Nada mais, nada menos do que uma delegação de responsabilidade dos pais
para o seu filho. A partir daquele
momento, a responsabilidade de atravessar a rua em que reside com os pais passa
a ser única e exclusivamente do filho.
Qual o risco envolvido nesta decisão?
Enorme, pois se o filho não se sair bem, as consequências podem ser
dramáticas para ambos, pois, no pior caso, representaria a perda de um ente
muito querido. É claro que, para
minimizar este risco, os pais farão todo o possível para se certificar de que o
filho esteja em idade adequada e que tenha recebido as informações necessárias,
estando portanto preparado. Com tudo
isto, o risco continua existindo e é grande.
No entanto todos nós, pais, passamos por este processo.
Para quem é
importante este processo? Tanto para os pais, que não poderiam colocar-se, além
do tempo necessário, à disposição dos filhos para levá-los para cima e para
baixo, como para os filhos que nunca seriam independentes dos pais se não
recebessem esta delegação deles.
Pois bem, em uma
empresa o processo de delegação, em tese, é exatamente o mesmo. De um lado o gerente que tem como missão
obter o trabalho através das pessoas a ele subordinadas, e do outro estas
pessoas, ou seja, os colaboradores. Para
que o trabalho seja executado de uma forma produtiva e alinhada com os
resultados esperados, é fundamental que cada colaborador conheça as suas
responsabilidades e o que é esperado dele.

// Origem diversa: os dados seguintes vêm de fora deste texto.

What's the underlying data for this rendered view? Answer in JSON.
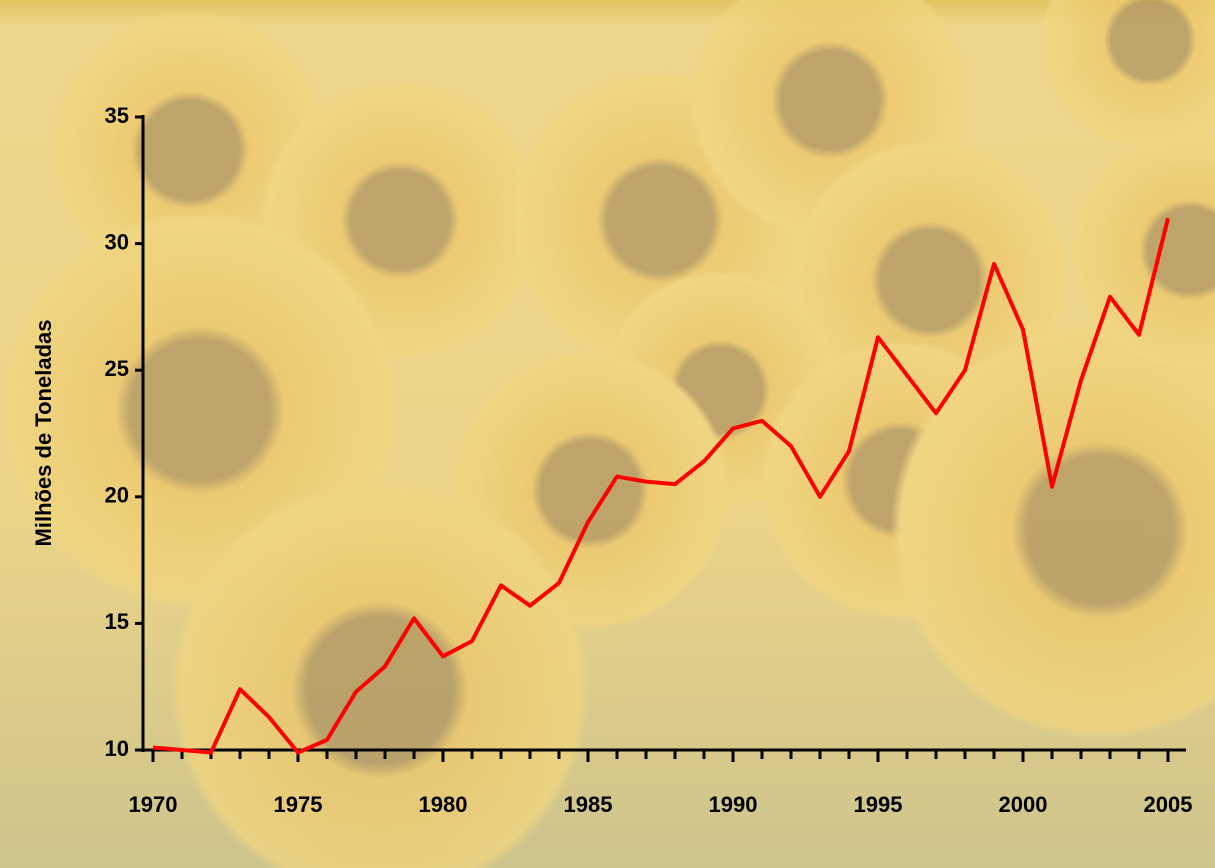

Assim como no caso do filho, é fundamental que além dele saber que a
responsabilidade de atravessar a rua é unicamente dele, e o que é esperado é
que chegue do outro lado ileso, o mais importante é a delegação, ou seja, ele
terá que fazê-lo sozinho. Da
mesma forma é no processo empresarial.
Não adianta o colaborador conhecer muito bem as suas responsabilidades,
ter as suas metas esclarecidas ou seja, saber o que é esperado dele, se não
houver a delegação, ou seja, ficar claro que ele deverá fazer isto sozinho. Quando maior for a supervisão necessária por
parte do gerente para que o colaborador realize o seu trabalho, tanto menor
estará sendo a delegação.
Na empresa, quais são
as ineficiências mais comuns neste processo de delegação:
· O supervisor não delega como deveria porque
não quer assumir o risco. Apesar de assumir com o filho, no caso de ser pai, como
no exemplo exposto.
Causas
o Medo de não cumprir o que deveria entregar ao
seu gerente. O resultado é que o
supervisor acaba fazendo o trabalho do subordinado, algumas vezes saindo mais tarde, enquanto
seus subordinados saem na hora.
o Colaboradores não preparados para assumir as
responsabilidades plenamente. Fazendo um
contraponto com o exemplo do filho atravessar a rua, seria o caso dos pais auxiliarem o filho a
atravessar a rua mesmo ele já tendo atingido a idade adequada para fazê-lo
sozinho. Não raro encontramos casos
deste tipo nas empresas. Supervisores
auxiliando seus colaboradores além do limite aceitável. Colaboradores que não desempenham de acordo
com o que é esperado, precisam ser administrados adequadamente – cada caso é um
caso.
· O superior delega, assume os riscos inerentes,
mas não controla adequadamente a sua operação.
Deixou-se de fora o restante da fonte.